Dish TV added 0.26 million net subscribers in the September quarter, which were lower than expectations of 0.30-0.36 million customers. The company, which has a target of achieving 1.5 million to 1.9 million net subscriber additions in FY17, has added about 0.67 million subscribers in the first half of the financial year.
The reasons for a stronger second half, according to the management, are digitisation of pending Phase-III areas (seven million out of 50 million yet to be digitised) and Phase-IV markets which have an addressable market of up to 46 million.

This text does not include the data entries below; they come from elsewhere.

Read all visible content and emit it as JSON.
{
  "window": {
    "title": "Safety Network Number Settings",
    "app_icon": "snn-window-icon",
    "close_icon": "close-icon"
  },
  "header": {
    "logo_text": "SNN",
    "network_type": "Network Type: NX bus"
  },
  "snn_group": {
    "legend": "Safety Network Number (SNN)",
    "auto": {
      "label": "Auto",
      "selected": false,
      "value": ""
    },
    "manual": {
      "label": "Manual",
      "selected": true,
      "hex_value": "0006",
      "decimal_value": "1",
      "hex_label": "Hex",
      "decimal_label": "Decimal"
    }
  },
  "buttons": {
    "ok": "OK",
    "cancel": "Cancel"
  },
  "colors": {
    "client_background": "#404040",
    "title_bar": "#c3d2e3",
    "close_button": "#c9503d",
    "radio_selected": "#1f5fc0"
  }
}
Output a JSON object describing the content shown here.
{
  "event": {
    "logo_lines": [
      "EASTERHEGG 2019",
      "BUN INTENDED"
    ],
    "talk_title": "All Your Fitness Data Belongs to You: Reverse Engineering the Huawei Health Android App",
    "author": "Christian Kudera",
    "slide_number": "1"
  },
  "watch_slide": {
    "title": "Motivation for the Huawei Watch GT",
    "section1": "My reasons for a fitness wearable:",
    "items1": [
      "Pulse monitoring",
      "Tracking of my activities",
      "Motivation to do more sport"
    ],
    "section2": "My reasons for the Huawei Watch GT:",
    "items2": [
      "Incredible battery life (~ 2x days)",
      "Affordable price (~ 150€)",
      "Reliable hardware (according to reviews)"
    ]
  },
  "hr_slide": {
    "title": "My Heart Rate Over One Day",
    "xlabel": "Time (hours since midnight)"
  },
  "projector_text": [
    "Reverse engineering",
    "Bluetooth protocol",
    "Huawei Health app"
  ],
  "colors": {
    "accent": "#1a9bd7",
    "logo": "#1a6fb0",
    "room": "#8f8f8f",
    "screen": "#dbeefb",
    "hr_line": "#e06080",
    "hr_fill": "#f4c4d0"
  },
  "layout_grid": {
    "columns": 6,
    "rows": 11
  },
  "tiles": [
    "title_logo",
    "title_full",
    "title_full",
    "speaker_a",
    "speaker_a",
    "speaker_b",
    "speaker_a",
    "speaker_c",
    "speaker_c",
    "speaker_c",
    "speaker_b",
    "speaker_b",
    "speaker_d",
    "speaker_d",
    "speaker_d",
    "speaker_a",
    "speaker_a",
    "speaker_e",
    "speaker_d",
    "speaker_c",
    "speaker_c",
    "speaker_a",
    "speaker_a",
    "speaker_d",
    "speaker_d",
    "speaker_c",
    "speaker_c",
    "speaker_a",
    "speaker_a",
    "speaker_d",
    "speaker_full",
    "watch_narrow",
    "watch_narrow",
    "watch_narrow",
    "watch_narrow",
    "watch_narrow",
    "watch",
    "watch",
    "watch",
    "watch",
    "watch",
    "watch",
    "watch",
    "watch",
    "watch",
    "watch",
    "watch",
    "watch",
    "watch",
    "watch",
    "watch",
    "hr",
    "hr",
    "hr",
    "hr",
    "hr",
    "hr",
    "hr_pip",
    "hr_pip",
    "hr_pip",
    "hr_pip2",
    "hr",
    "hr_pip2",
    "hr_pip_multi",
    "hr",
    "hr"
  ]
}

The start of the festival season is expected to give a boost to the subscriber numbers. There are 84 million subscribers who need to be covered under the Phase-IV of the digitisation programme and of these about 38 million subscribers have been digitised. Analysts estimate that the DTH (direct to home) sector is expected to get half of the subscriber additions.
A source of worry is the weak average revenue per user (Arpu) for the quarter. Arpu, which was at Rs 174 for the March quarter, fell two per cent on a sequential basis (over the June quarter) to Rs 162. The fall in Arpu was due to customers buying lower-value packs, change in product mix in favour of Zing and Rs 99 (Dish99) pack, as well as lack of pricing power.
The management refrained from giving an Arpu forecast for FY17. The company is focusing on spreading its presence with its low-cost Dish99 product, which can bring down Arpus.
Roughly a fifth of the current additions are for the Dish99 product. As of now, it is looking at improving its volumes and revenues, rather than per unit revenues.
The lack of growth in Arpu, however, is not limited to Dish TV as Airtel and Videocon, too, have reported flattish trends over the June quarter.
While Ebitda margin remained flat in the quarter at 33.9 per cent on a sequential basis, the management has forecast a 35-37 per cent Ebitda margin for FY17. Ebitda stands for earnings before interest, taxes, depreciation, and amortisation. Dish TV is confident of keeping content cost rise at 10-12 per cent this financial year as it negotiates for renewal of contracts. Content costs were 13 per cent higher in the first half of this financial year. Ambit Capital believes that Arpu pressures are balanced by benign outlook for content cost rise.
At the current price, the stock is trading at nine times its FY17 earnings estimates. While there could be upsides if subscriber numbers perk up and the company is able to contain costs, near-term gains will be capped given Arpu pressures.
Investors should await steady improvement in Arpu before taking exposure to the stock.